I think some of them were recognized early on by the handful of people that were into variations. The Bakep and herrer were both in Ralph Nozakis book in 1975. And they're uncommon enough that I hadn't seen one until sometime after I joined here (Didn't look all that hard after a while)

When something is that uncommon, and it's listed during a time when there isn't ready access to images, I think most people take it on faith - Like I did, because hey, the guy wrote a book listing loads of variations, he must really be an expert!

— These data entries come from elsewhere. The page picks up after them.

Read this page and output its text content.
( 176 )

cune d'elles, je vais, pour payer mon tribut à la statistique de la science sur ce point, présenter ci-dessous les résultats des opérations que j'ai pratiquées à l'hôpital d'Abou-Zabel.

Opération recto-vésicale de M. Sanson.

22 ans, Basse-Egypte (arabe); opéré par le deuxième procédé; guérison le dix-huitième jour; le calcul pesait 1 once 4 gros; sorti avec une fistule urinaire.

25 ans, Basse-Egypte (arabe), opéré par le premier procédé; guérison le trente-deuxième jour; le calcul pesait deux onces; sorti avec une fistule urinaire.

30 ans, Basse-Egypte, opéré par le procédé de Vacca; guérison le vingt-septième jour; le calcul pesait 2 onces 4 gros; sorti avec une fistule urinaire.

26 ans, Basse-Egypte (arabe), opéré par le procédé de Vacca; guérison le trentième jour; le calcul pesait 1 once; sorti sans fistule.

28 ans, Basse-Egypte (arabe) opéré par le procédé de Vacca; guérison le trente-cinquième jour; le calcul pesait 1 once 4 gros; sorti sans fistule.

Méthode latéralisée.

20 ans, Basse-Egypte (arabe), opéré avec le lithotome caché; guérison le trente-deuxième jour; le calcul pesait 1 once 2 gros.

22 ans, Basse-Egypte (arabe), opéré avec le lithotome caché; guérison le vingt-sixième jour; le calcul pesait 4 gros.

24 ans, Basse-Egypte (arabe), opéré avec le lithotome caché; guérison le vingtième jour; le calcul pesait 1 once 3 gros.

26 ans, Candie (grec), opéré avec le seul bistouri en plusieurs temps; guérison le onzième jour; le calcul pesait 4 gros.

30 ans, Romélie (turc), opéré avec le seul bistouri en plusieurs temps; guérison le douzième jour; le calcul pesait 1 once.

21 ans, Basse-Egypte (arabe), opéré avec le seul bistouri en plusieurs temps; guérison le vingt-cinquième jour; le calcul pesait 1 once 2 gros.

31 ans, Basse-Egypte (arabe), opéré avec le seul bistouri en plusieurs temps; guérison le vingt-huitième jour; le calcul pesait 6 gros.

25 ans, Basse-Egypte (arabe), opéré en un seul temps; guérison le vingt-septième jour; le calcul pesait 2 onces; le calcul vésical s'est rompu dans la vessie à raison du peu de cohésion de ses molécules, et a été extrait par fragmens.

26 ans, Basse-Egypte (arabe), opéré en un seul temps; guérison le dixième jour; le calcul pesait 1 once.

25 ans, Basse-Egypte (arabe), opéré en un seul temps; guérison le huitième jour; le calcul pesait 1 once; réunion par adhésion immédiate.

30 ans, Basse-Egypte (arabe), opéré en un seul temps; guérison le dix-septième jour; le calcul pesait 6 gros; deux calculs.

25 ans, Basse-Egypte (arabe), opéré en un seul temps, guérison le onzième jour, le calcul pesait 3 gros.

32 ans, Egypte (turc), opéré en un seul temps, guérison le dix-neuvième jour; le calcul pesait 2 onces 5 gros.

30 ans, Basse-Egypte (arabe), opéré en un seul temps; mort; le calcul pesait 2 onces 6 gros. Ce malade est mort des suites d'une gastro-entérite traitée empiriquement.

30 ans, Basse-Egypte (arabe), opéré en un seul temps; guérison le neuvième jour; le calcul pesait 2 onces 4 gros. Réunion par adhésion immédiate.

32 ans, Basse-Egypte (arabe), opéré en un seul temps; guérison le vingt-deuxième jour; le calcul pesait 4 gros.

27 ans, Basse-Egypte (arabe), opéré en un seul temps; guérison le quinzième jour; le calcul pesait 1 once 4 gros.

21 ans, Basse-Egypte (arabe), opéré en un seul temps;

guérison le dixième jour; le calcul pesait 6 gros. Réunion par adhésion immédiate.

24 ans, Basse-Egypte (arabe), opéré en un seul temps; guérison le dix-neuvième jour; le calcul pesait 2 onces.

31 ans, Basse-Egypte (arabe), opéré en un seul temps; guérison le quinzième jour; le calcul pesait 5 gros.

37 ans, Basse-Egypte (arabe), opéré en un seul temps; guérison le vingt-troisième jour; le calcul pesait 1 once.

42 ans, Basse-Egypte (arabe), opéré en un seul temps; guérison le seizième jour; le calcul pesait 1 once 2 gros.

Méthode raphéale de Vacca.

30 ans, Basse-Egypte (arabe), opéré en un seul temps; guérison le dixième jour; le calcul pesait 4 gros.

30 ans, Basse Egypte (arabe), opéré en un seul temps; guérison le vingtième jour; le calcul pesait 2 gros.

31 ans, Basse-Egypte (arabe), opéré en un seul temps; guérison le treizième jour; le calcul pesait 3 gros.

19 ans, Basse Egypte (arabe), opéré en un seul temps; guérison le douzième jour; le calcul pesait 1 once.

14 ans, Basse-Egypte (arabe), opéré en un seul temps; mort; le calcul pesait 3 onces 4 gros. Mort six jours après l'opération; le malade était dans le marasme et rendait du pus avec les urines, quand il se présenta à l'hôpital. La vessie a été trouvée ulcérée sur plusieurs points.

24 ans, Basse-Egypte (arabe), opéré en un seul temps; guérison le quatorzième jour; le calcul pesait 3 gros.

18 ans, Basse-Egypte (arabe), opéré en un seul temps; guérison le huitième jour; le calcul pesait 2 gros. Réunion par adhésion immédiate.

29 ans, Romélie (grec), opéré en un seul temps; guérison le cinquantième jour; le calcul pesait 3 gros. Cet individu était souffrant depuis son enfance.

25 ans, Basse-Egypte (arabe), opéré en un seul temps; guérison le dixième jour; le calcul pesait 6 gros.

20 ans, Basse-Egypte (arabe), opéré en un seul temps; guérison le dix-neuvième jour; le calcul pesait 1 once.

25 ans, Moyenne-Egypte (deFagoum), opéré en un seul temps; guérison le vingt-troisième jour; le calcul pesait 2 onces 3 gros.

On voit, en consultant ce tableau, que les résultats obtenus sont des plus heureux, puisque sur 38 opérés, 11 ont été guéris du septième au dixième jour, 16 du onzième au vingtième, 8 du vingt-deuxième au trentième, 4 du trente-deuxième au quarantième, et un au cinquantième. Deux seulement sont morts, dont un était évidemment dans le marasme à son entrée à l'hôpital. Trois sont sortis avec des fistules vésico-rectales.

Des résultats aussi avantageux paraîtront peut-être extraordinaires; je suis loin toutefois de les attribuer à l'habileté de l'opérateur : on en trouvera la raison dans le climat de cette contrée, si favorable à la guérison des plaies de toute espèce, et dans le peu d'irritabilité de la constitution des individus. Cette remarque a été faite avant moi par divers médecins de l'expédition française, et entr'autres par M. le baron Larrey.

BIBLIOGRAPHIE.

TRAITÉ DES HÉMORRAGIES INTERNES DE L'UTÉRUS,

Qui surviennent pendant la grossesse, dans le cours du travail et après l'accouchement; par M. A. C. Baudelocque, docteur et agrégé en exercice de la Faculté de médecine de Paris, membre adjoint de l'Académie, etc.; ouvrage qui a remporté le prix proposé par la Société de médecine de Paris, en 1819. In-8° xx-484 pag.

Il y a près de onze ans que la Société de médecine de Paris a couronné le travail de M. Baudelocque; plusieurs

The Fairly is just weird, because it got recognized at a time when images are readily available and sharable. I haven't yet seen a 61 with green in the ball that I'd think of as being anything but over inking or registration. (I do think they're possible, I've found a couple differences where the color under the back print is actually different. )

I'm more comfortable with the missing black cards, and the border gaps, as in most cases it's at least somewhat clear that the plate was either made differently or had a defect.
If the definition is intentionally changed, that works for me for variations, and maybe use varieties for plate differences that weren't intentional.
That's also a bit fuzzy, as an example, 88 Score has three different die cuts used to separate the sheet. And the changes were intentional as it was done in response to customer complaints. BUT they are also screened differently for one press run than another. Intentional? they probably happened when the errors were fixed, so to some extent intentional. But I don't think the person doing the new halftones was like "It will look better if I put the red at 30 degrees instead of 45" Likely the camera was set up that way that day, and they just didn't consider it to be important.
Lots of sets from that era have similar things going on.